Two things really stand out for me when analyzing his monthly splits: 1) he slugged over .500 in each of the last four months of the season, ranging from .517 to .563; and 2) in the last two months of the season, he walked 31 times, one more than he did in the previous four months combined. He also put up a .363 OBP or better in three of the last four months of the season.

Looking at the last four months of the season, he hit .253 with 27 HRs and 69 RBI in 360 at bats, or a home run every 13 at bats. He averaged almost 7 home runs and 17 RBI in each of the last four months as well. Should he be able to maintain that home run pace over 520 at bats, he would hit 40 home runs. Counting on 40 home runs from a guy who swings and misses as often as Davis does is a long shot, but if Davis can show more patience at the plate as he did in three of the last four months of the season, he could certainly approach 40 bombs in 2013.

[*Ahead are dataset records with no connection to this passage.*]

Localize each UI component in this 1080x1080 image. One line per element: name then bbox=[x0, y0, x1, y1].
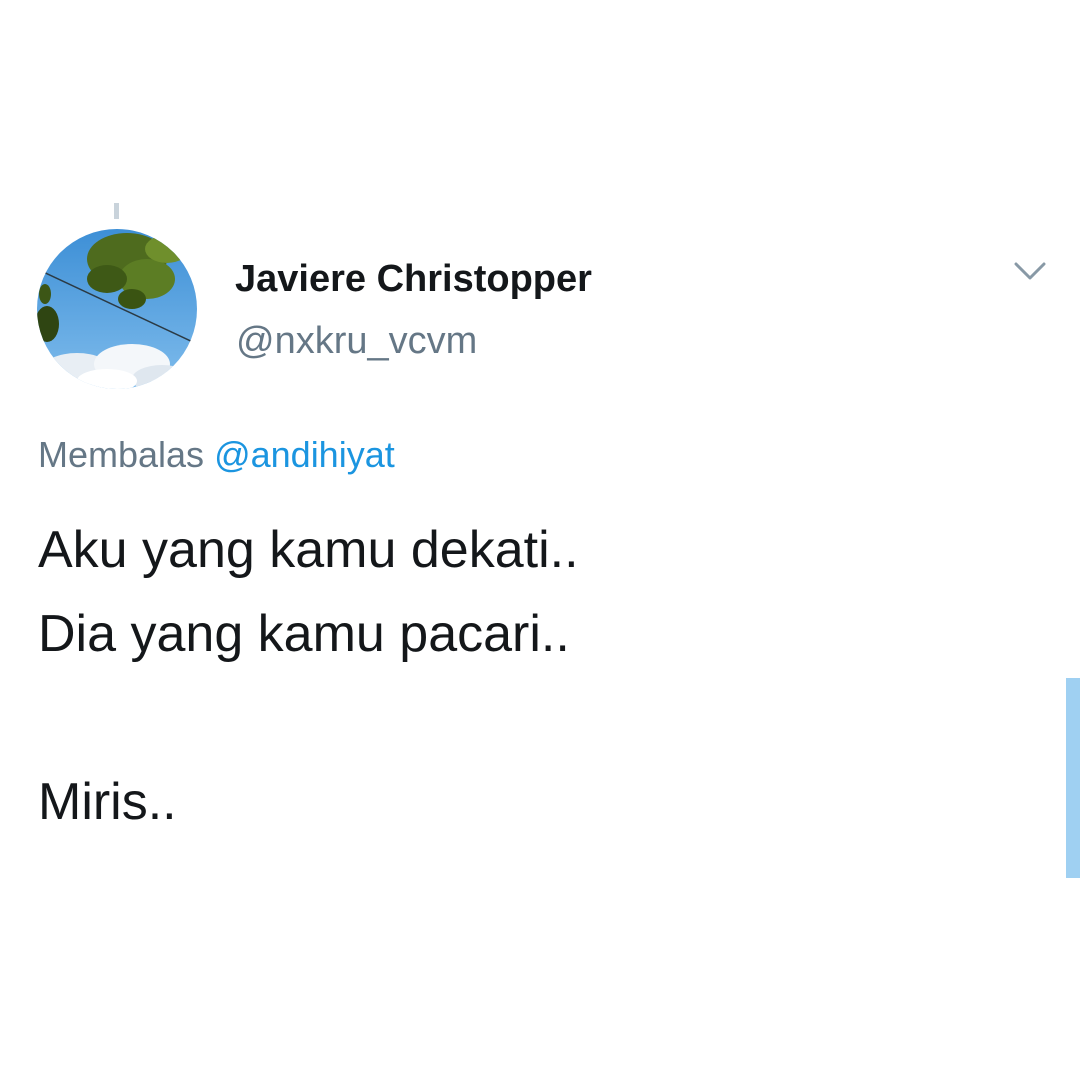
tweet-text-line: Miris.. bbox=[38, 773, 177, 831]
tweet-text-line: Dia yang kamu pacari.. bbox=[38, 605, 570, 663]
reply-mention-link[interactable]: @andihiyat bbox=[214, 434, 395, 475]
reply-prefix: Membalas bbox=[38, 434, 205, 475]
avatar-image bbox=[37, 229, 197, 389]
chevron-down-icon[interactable] bbox=[1010, 256, 1050, 286]
author-handle[interactable]: @nxkru_vcvm bbox=[236, 320, 477, 363]
scrollbar-thumb[interactable] bbox=[1066, 678, 1080, 878]
reply-context: Membalas @andihiyat bbox=[38, 434, 395, 476]
author-display-name[interactable]: Javiere Christopper bbox=[235, 258, 592, 301]
thread-connector-line bbox=[114, 203, 119, 219]
avatar[interactable] bbox=[37, 229, 197, 389]
tweet-text-line: Aku yang kamu dekati.. bbox=[38, 521, 579, 579]
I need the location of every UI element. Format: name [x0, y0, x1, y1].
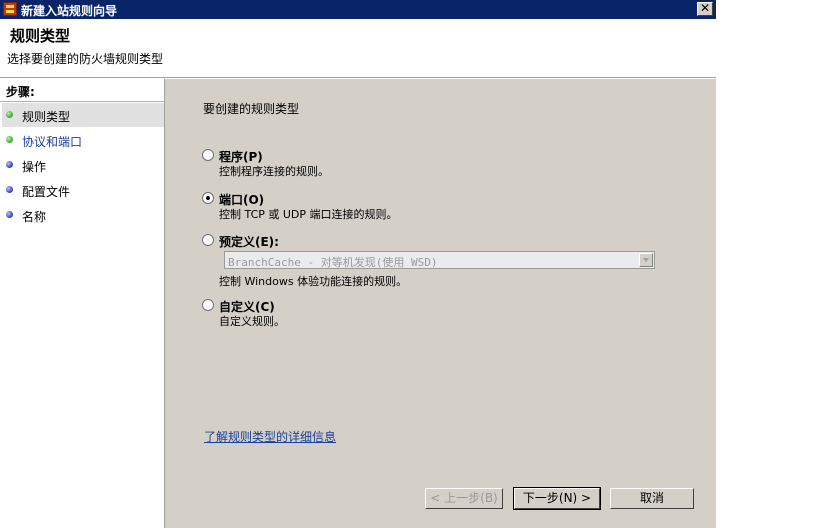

Davis' HR/FB rate is also trending in the right direction, as it has increased from 12% in 2010, to 21.1% last season, so he would have to maintain that rate to approach 40 home runs next season.

But, Davis will have to improve in two areas before reaching the 40 home run plateau. He needs to hit better than .174 vs lefties, as he did in 2012. He hit .295 vs lefties in 2010, so if he can split the difference and hit around .240 against southpaws, that should help him get there. In addition, Davis was horrible at home last season, hitting just .188 with 11 of his home runs coming at Citi Field. Most hitters hit better at home than they do on the road, and Davis hit .271 with 8 of his 19 home runs in 2010, so there is hope that he can improve upon his .188 batting average at home last season.

If Davis can get off to a hot start like he did to start the 2011 season, before his ankle injury, and show some improvement hitting at home and vs lefties, I see him challenging for the National League home run title in 2013. He hit 32 home runs in 2012 after a horrible first two months, and ended the season tied for fourth in the NL in homers, so he has a very good shot at the NL home run title should he be able to put together six power-filled months like he did in June through September last season.